Thanks for the patience in fixing this. I'm training without any issues this morning thanks to you.
In my environment, I had no problem learning embedding.
hi @ddPn08 can you train without black example output? please show us how
I tried, and I also got a black output π
I created embedding from the train tab of AUTOMATIC1111 and trained without changing any settings. I tested it on my notebook, so I'll try it on this one too.
I tried, and I also got a black output π
I am glad I am not the only one. Were you seeing loss reported as NaN?
Edit: Just to check, I did this again today. This is in Colab. Today I first connected my Google Drive. (This is different from the last time when I didn't connect the google drive at all.) Then I ran https://github.com/camenduru/stable-diffusion-webui-colab/blob/main/stable_diffusion_v2_1_webui_colab.ipynb. Everything installed. I generated a single text-to-image (which I always do as a test when I get the WebUI open.) That worked fine. Then I created an embedding and ran the training. Still, loss is being reported as NaN and the first output image was all black. Then I stopped the training.
Even after removing the low RAM patch, I am still getting the nan error in learning. So I tried everything and when I changed from SD2.1 to WD1.4e1, the nan error was gone. https://huggingface.co/hakurei/waifu-diffusion-v1-4/tree/main I don't know why.
Just a quick note to let you know, @camenduru, that this new version of the notebook runs out of memory again :)

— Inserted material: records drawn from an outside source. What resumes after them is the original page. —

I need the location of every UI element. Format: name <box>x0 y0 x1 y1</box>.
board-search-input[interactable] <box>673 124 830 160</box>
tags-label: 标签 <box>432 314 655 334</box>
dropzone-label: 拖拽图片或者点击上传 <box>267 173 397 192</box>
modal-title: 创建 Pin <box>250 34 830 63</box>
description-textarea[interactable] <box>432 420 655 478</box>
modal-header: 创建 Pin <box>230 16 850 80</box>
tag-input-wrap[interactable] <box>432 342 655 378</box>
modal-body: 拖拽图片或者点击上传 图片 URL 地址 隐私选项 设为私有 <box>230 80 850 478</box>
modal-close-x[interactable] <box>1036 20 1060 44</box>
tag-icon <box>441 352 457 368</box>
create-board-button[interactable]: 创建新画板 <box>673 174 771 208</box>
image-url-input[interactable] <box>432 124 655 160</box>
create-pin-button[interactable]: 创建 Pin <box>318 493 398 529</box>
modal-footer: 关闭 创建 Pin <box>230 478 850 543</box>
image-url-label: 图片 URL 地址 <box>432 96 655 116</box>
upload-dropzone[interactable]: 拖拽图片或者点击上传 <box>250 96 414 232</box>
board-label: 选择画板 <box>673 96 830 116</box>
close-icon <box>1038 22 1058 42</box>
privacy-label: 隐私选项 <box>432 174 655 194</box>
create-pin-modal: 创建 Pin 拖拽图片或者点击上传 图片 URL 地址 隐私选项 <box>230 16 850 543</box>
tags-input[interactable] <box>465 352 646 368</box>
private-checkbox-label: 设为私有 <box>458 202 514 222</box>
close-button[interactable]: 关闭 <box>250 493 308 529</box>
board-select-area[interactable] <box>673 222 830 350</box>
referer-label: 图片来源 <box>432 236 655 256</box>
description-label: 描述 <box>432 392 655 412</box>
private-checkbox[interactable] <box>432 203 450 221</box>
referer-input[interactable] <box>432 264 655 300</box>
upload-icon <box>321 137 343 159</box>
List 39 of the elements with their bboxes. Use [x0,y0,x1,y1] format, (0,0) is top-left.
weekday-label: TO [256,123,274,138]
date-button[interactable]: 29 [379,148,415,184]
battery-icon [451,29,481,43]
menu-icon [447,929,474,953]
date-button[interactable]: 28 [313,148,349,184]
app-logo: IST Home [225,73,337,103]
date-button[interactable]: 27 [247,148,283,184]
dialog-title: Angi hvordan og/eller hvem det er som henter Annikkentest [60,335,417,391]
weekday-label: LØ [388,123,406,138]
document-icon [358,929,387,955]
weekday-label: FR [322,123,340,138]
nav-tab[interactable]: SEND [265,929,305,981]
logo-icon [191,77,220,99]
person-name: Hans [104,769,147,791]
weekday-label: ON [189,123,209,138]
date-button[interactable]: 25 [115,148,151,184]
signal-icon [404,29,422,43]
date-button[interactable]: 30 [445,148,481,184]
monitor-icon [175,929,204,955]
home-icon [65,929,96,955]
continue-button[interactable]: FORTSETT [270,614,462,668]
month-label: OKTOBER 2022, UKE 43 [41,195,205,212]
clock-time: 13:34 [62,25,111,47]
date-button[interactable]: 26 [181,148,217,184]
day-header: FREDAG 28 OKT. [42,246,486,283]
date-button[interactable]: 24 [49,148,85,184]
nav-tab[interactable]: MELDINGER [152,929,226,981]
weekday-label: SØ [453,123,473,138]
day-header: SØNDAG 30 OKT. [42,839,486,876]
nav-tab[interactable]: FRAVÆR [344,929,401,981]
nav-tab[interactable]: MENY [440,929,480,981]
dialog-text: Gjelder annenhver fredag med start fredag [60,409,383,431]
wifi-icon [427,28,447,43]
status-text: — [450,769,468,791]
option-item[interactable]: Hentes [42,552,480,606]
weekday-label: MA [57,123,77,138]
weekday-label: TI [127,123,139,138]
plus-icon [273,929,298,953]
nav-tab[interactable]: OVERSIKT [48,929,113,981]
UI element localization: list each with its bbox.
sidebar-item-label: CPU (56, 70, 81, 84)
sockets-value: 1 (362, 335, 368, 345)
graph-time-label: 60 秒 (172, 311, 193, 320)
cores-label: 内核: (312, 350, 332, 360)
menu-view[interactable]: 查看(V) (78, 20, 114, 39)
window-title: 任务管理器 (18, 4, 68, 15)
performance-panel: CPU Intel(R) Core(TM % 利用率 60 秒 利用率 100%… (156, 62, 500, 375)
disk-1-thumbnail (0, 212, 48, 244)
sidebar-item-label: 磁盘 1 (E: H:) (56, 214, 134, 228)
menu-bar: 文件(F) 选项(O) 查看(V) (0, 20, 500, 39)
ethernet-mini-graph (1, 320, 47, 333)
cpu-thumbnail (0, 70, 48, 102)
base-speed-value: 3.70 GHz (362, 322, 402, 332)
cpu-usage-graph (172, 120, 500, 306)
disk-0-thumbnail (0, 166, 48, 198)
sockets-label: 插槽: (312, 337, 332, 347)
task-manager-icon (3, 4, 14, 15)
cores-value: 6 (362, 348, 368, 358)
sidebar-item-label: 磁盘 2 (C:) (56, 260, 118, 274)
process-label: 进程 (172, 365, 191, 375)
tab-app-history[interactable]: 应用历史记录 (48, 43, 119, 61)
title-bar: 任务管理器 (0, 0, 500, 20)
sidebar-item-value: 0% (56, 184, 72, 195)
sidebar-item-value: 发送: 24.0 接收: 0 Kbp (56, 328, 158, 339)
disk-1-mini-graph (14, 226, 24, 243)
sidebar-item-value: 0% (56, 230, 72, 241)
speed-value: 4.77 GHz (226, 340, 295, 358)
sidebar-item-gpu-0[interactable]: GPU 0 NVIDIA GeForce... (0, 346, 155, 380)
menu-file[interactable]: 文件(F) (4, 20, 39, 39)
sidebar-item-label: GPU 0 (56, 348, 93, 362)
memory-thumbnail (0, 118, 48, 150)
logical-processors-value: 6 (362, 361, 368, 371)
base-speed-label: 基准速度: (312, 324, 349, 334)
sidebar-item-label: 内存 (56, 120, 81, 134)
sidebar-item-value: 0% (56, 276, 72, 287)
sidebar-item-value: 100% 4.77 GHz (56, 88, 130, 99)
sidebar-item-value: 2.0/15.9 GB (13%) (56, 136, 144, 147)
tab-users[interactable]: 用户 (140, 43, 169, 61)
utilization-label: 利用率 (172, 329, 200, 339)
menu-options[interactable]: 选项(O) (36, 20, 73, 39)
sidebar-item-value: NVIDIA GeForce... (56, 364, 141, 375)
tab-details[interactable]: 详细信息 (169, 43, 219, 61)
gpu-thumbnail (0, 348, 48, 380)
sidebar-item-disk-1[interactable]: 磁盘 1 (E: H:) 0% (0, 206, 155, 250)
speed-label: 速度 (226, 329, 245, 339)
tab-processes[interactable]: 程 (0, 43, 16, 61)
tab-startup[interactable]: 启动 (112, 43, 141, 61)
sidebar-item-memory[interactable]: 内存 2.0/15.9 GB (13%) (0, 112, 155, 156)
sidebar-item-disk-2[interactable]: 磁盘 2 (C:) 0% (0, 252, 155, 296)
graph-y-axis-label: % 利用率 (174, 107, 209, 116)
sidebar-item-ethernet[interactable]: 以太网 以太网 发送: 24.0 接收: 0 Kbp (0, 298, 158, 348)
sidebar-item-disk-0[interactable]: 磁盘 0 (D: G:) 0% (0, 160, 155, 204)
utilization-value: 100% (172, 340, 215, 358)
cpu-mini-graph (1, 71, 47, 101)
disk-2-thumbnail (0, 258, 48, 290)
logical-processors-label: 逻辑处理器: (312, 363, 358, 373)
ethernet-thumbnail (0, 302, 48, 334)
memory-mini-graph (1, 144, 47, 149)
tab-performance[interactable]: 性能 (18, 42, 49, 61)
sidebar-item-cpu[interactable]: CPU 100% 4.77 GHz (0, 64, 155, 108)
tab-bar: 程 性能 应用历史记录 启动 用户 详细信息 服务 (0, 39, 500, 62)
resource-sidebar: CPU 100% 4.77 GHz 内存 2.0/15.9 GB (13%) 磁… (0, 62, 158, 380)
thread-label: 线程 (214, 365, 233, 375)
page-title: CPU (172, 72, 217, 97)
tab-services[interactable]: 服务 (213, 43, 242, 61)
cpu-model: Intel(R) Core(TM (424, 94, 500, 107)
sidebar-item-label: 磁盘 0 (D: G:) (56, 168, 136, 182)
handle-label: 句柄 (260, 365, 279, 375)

The problem is the single sed
command, in place of the previous two.
If you replace it with the previous two lines below, the notebook works just fine, including triton installation and the new CivitAI extension:
!sed -i -e '''/prepare_environment()/a\ os.system(f\"""sed -i -e ''\"s/self.logvar\[t\]/self.logvar\[t.item()\]/g\"'' /content/stable-diffusion-webui/repositories/stable-diffusion-stability-ai/ldm/models/diffusion/ddpm.py""")''' /content/stable-diffusion-webui/launch.py !sed -i -e '''/prepare_environment()/a\ os.system(f\"""sed -i -e ''\"s/dict()))/dict())).cuda()/g\"'' /content/stable-diffusion-webui/repositories/stable-diffusion-stability-ai/ldm/util.py""")''' /content/stable-diffusion-webui/launch.py
I tested it this one and it worked with gdrive I didn't change anything maybe you are getting less ram I got 12.68GB https://github.com/camenduru/stable-diffusion-webui-colab/blob/main/stable_diffusion_v2_1_webui_colab.ipynb
Same amount. Not sure why it works with the two sed lines but fails with a single one. At this point, it's up to you. We can close this issue as is (as it works for me, at least with this specific configuration) or leave it open.
Hi. All your colab notebooks are amazing. Thanks for sharing them with the community.
I have a problem with one of them:
stable_diffusion_v2_1_webui_colab
If I create a new cell to mount my Google Drive and run it before your cell to initialize SD2.1, the initialization interrupts half way and I get this output:
I read that the
^C
interrupt might indicate the system has run out of memory.If I do not run the cell that mounts Google Drive, everything works fine.
Also, and this is where it's strange, if I run another of your Colab notebooks, like analog_diffusion_webui_colab, by running the cell that mounts Google Drive first, everything works fine, too.